Parmi tous les plaisirs, qu’un maire peut ressentir pendant l’exercice de son mandat, je mets en premier et même avant les articles loufoques de Cap’em, la lecture des lettres anonymes.
Amoureux de l’histoire de notre pays, je me transporte en les lisant aux heures sombres de notre histoire où des « lâches » réglaient leur compte avec leurs voisins en les dénonçant sous anonymat à la Kommandantur.
Les temps changent mais les corbeaux demeurent.
Dès ma première élection, de nombreux délateurs m’écrivaient en me traitant de nazi et en déclarant qu’ils n’accepteraient jamais la croix gammée sur notre mairie, ni des camps de concentration à l’emplacement aujourd’hui du potager.
C’étaient des socialistes et des communistes en pleine crise. Ils ont disparu.
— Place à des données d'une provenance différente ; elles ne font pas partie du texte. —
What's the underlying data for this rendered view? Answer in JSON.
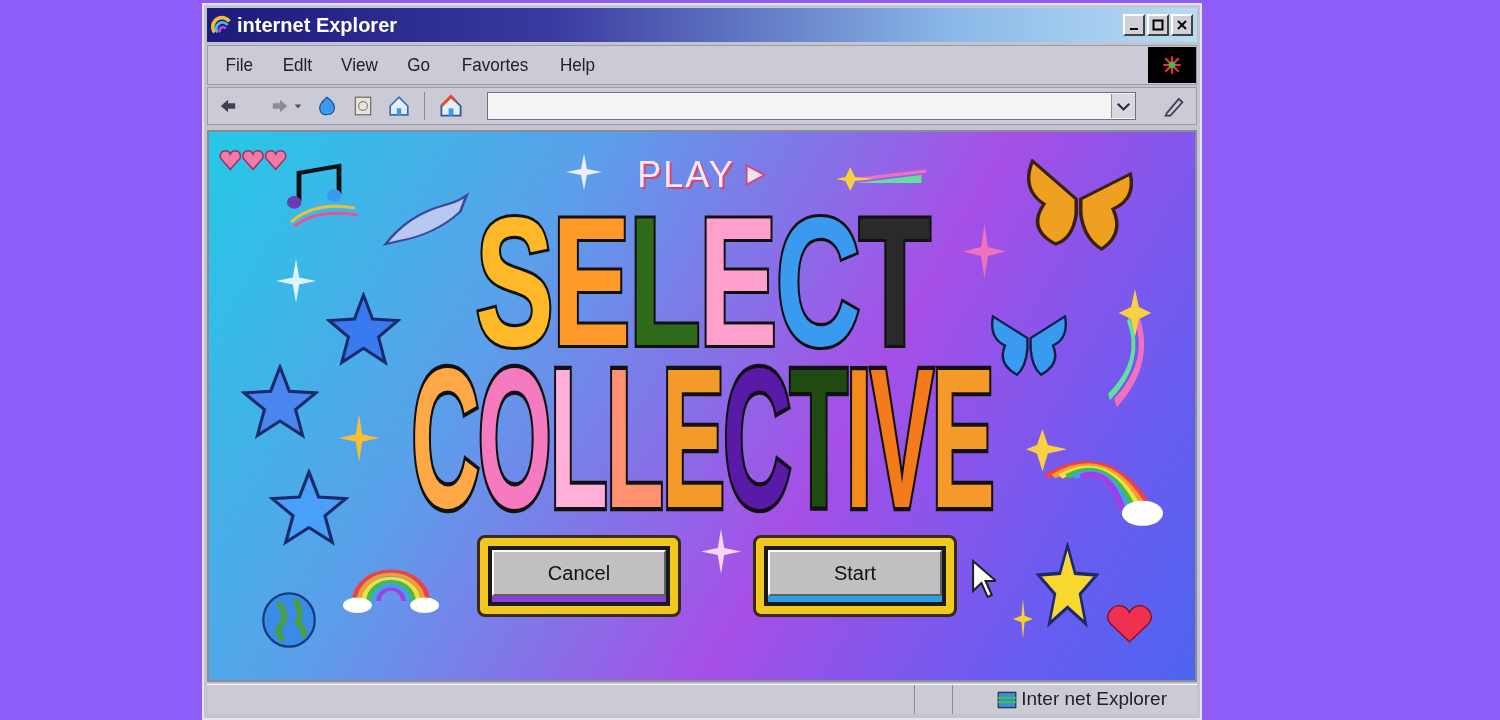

La déception de la défaite passée, les auteurs des lettres anonymes s’intéressèrent à ma vie professionnelle, puis à ma vie privée (ça continue du reste) et les injures furent totalement différentes.
Évidemment, je n’aborde pas les missives qui salissent, les mains rien qu’en les touchant et qui sont composées uniquement d’insultes et de diverses ordureries, le tout écrit avec des lettres découpées dans les journaux.
J’en possède quelques-unes de savoureuses.
Dans cette première moitié du 21ème siècle, les lettres anonymes deviennent écologistes et le mécontentement porte désormais sur la qualité de l’air, sur le bruit, sur l’entretien des massifs forestiers, sur le nombre de parkings, sur la taille des haies…
La dernière « bafouille » reçue émanant d’une inconnue portait sur le bruit que le service technique aurait fait un dimanche matin pour nettoyer la place de la mairie, avant la cérémonie du 18 juin 1940.
Cette anonyme exaspérée par son interruption de sommeil, m’accuse de vouloir dépeupler ma ville et ne comprend pas que l’on puisse interrompre ses rêves nocturnes pour une cérémonie « où il y a 3 pèlerins et qui dure 20 minutes ».
Elle considère que le calme, la tranquillité et surtout le respect n’existent pas à Émerainville.
D’après elle, les Émerainvillois sont nombreux à constater mon intérêt à les faire fuir.
Je ne m’étendrai pas sur le raisonnement de cette personne mais je lui conseille de déménager le plus rapidement possible pour profiter du calme, de la sécurité et d’une certaine forme de sérénité qui règne dans nos villes voisines.
Par contre, ce qui m’a le plus peiné dans ce texte, c’est l’ignorance de l’histoire de notre pays. Cette femme ne sait pas d’où elle vient et, sans doute, pas où elle va et dans sa « lettre » elle insulte des millions de morts dont le sacrifice lui permette aujourd’hui d’écrire toutes les bêtises qu’elle désire.
Madame je vous souhaite un bon déménagement
Alain KELYOR
P.S. : il y a quand même un peu de Cap’em dans le style et dans certaines réflexions. J’ai donc des doutes sur la personne.